DETAILED DESCRIPTION OF THE INVENTION

Referring now in detail to the FIGURE, electrochemical cell assembly 1 comprises single polar electrodes 2 and 8 and bipolar electrodes 3-7 stacked within the inner wall 9 of the assembly. Between electrodes 2 and 3, 4 and 5, 6 and 7 are spaces 10 which are maintained by parallel insulative spacers 11. Spacers 11 and alternate spacers (not shown) at right angles thereto along with terminal insulators 12 channel the electrolyte from front to rear and from left to right as shown by the arrows from entrance manifolds 13, through the channels shown and out through exit manifolds 14. In operation, the electrolyte follows the arrows, with both entry and exit at opposite ends of the assembly. Flow of electrolyte parallel to spacers and between electrodes 2 and 3, 4 and 5, 6 and 7, is from front to rear. The electrolyte is introduced into the assembly at orifice 15 and withdrawn from the assembly at orifice 16.

Claims

1. An electrochemical cell assembly comprising a cylindrical electrolytic chamber having interior peripheral walls, a plurality of stacked bi-polar substantially square parallel planar electrodes so arranged within the chamber that the corners and edges of the electrodes in juxtaposition with the interior peripheral walls of the chamber define four electrolyte circulation manifolds, means for applying a direct current across the stack of electrodes, means for introducing electrolyte at one end of the chamber, means for introducing electrolyte into at least one and not more than two of the manifolds, means for withdrawing the electrolyte from at least one other manifold, means for exiting the electrolyte at the other end of the cylinder, and channelling and insulative spacer means comprising at least two spacers between and along the edges of each pair of adjacent electrodes so disposed as to provide full-length, mono-directional electrolyte channels across the interfaces of adjacent electrodes.
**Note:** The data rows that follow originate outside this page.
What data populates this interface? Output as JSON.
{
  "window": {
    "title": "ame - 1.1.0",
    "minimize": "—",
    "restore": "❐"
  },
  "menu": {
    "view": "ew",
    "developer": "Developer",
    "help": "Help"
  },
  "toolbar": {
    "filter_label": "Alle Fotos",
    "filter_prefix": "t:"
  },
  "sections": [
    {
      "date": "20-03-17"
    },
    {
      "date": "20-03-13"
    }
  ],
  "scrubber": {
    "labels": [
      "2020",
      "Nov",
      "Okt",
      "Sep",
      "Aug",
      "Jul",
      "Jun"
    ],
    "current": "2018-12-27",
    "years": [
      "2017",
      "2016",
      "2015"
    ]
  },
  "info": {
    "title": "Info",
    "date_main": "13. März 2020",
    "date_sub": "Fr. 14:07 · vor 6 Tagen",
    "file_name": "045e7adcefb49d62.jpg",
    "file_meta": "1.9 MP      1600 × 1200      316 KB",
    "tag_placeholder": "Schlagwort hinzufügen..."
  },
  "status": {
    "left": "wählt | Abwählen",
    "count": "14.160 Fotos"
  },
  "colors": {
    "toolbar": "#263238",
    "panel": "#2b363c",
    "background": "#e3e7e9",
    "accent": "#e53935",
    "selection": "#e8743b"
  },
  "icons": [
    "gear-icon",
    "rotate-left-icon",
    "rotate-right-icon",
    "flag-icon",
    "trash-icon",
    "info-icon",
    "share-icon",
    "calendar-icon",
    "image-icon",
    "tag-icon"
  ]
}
2. The electrochemical cell assembly of claim 1 wherein alternating electrolyte channels between adjacent electrodes are at right angles to one another.

3. the electrochemical cell assembly of claim 1 wherein a plurality of consecutive adjacent electrolyte channels between consecutive adjacent electrodes are parallel.

4. The electrochemical cell assembly of claim 1 wherein alternating groups of electrodes with parallel electrolyte channels have electrolyte channels at right angles to one another.